The media team are being inundated with requests to interview the CEO, who is not a fan of media work and is wondering whether the chair could step up?

The story is the only thing staff are talking about and major donors are calling the philanthropy team to get the inside scoop. Despite this, the crisis team has been kind of disbanded and is now a couple of directors huddling with the comms director.

Let’s end the scenario here. What can we learn?

  1. When you look at almost any situation, there will be elements that in retrospect will appear worse than perhaps at the time. Some deservedly so, others through stupidity, rather than malign intent.
  2. Once the story is out, the emotional and ethical ‘lens’ will be applied as much or likely more than the purely factual one. Beneficiaries, supporters, journalists feel things – and a purely fact based response (while often legally safest), can make the organisation seem distant, cold and uncaring.
  3. You will notice that in this example, no effort is made toward the alleged victim and the support they need. It is about reputation management. This is a clear learning whereby reaching out and offering support (and preventing further harm) to the victim, even if by a trusted intermediary, can and should be a key part of any strategy.
  4. Crisis teams are, in my experience, often too quickly disbanded. They need to be kept going and think broadly about stakeholder engagement, listening and communication – not just organisational protection.

I have also seen many examples where crises have been handled brilliantly, where victims and families have been contacted immediately, where directors have made themselves professionally and personally available to the families for months afterward, where media work has been about genuine contrition and learning and where, as a side effect, reputational harm has been limited.

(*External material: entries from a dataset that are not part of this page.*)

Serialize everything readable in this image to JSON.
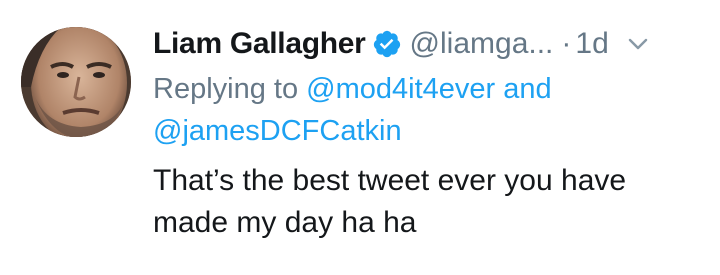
{
  "tweet": {
    "author_name": "Liam Gallagher",
    "handle": "@liamga...",
    "separator": "·",
    "time": "1d",
    "reply": {
      "prefix": "Replying to",
      "mention_1": "@mod4it4ever",
      "conjunction": "and",
      "mention_2": "@jamesDCFCatkin"
    },
    "text_line_1": "That’s the best tweet ever you have",
    "text_line_2": "made my day ha ha"
  },
  "icons": {
    "verified": "verified-badge-icon",
    "caret": "chevron-down-icon"
  },
  "colors": {
    "primary_text": "#14171a",
    "secondary_text": "#657786",
    "link": "#1da1f2",
    "verified": "#1da1f2",
    "background": "#ffffff"
  }
}
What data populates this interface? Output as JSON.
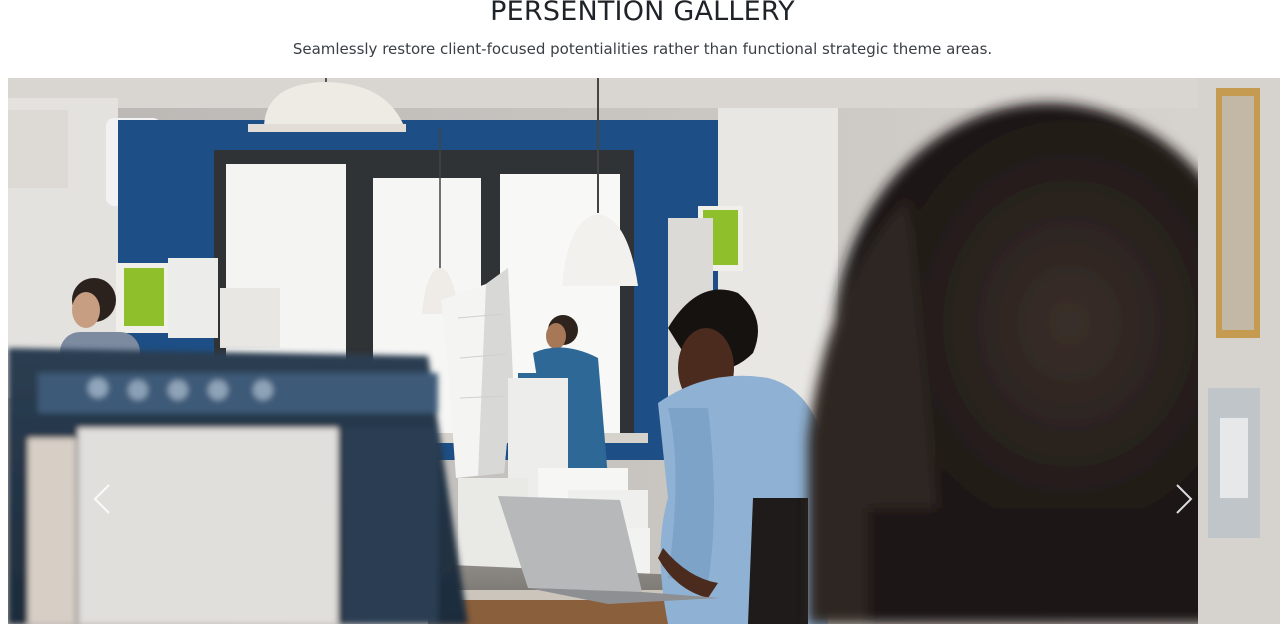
{
  "gallery": {
    "title": "PERSENTION GALLERY",
    "subtitle": "Seamlessly restore client-focused potentialities rather than functional strategic theme areas."
  },
  "carousel": {
    "slide_image_icon": "office-photo",
    "prev_icon": "chevron-left-icon",
    "next_icon": "chevron-right-icon"
  },
  "colors": {
    "title_text": "#1f2328",
    "subtitle_text": "#3a3f45",
    "control_chevron": "#ffffff",
    "office_wall_blue": "#1d4f86"
  }
}
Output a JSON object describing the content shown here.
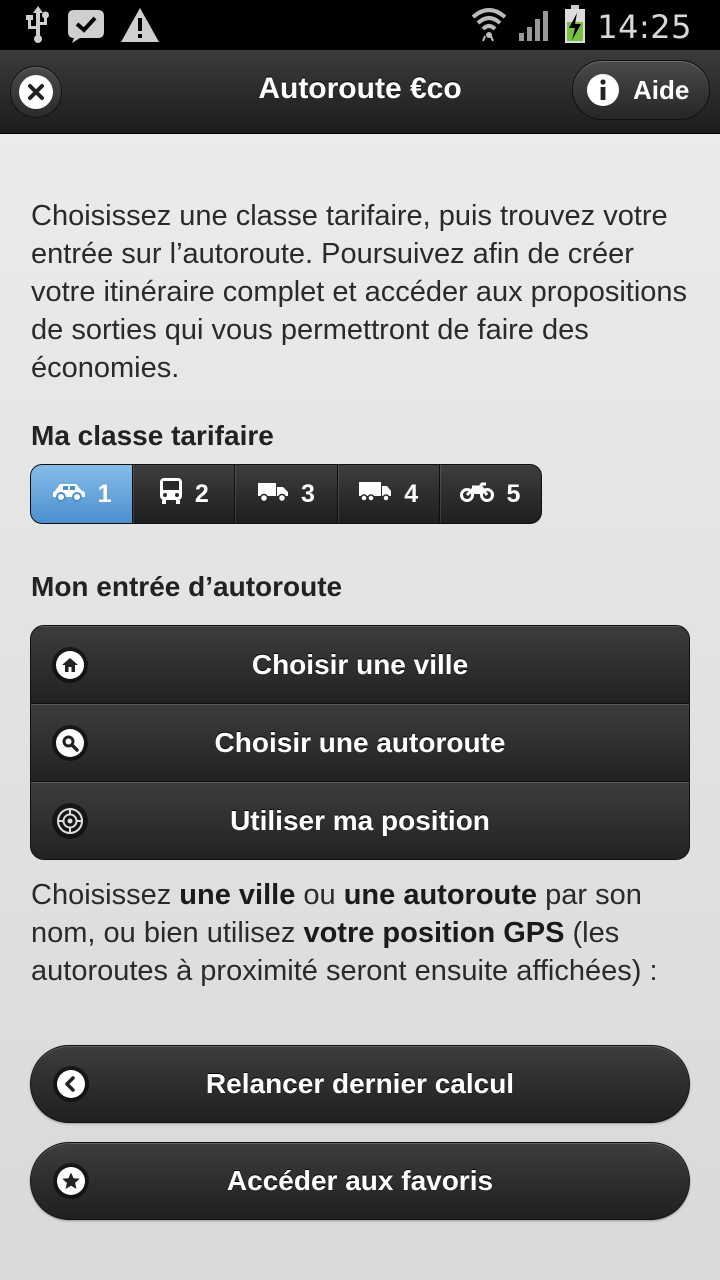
{
  "status_bar": {
    "time": "14:25",
    "icons": [
      "usb-icon",
      "notification-icon",
      "warning-icon",
      "wifi-icon",
      "signal-icon",
      "battery-icon"
    ]
  },
  "header": {
    "title": "Autoroute €co",
    "close_icon": "close-icon",
    "help_label": "Aide",
    "help_icon": "info-icon"
  },
  "intro": {
    "text": "Choisissez une classe tarifaire, puis trouvez votre entrée sur l’autoroute. Poursuivez afin de créer votre itinéraire complet et accéder aux propositions de sorties qui vous permettront de faire des économies."
  },
  "tariff": {
    "title": "Ma classe tarifaire",
    "selected": "1",
    "classes": [
      {
        "label": "1",
        "icon": "car-icon"
      },
      {
        "label": "2",
        "icon": "bus-icon"
      },
      {
        "label": "3",
        "icon": "small-truck-icon"
      },
      {
        "label": "4",
        "icon": "truck-icon"
      },
      {
        "label": "5",
        "icon": "motorcycle-icon"
      }
    ]
  },
  "entry": {
    "title": "Mon entrée d’autoroute",
    "buttons": [
      {
        "label": "Choisir une ville",
        "icon": "home-icon"
      },
      {
        "label": "Choisir une autoroute",
        "icon": "search-icon"
      },
      {
        "label": "Utiliser ma position",
        "icon": "gps-icon"
      }
    ]
  },
  "help_text": {
    "p1": "Choisissez ",
    "b1": "une ville",
    "p2": " ou ",
    "b2": "une autoroute",
    "p3": " par son nom, ou bien utilisez ",
    "b3": "votre position GPS",
    "p4": " (les autoroutes à proximité seront ensuite affichées) :"
  },
  "actions": {
    "relaunch_label": "Relancer dernier calcul",
    "relaunch_icon": "back-arrow-icon",
    "favorites_label": "Accéder aux favoris",
    "favorites_icon": "star-icon"
  },
  "colors": {
    "accent": "#5b9ee0",
    "header_bg": "#262626",
    "page_bg": "#e2e2e2"
  }
}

Thinking about this whole made up scenario key lessons are to look after people first and treat them how you’d like to be treated yourself. Deal with the crisis early, as a team, and don’t disband too soon.

Lessons to learn

In the aftermath, the standard media response for charities is to talk of learning lessons, but what should this mean? Learning lessons should include:

  • Looking at the people, processes and systems that led to the crisis
  • Understanding the response systems and how they impacted the crisis handling
  • Developing and nurturing the skills, knowledge and capability of the crisis team
  • Considering how you will tell your story, in a multi-channel world, where emotions are just as important as facts
  • Understanding how you will prevent this in the future

Crises are draining and exhausting for the staff involved. My final learning is to remember to look after them, support them, and thank them. Remember, charities march on morale and pizza.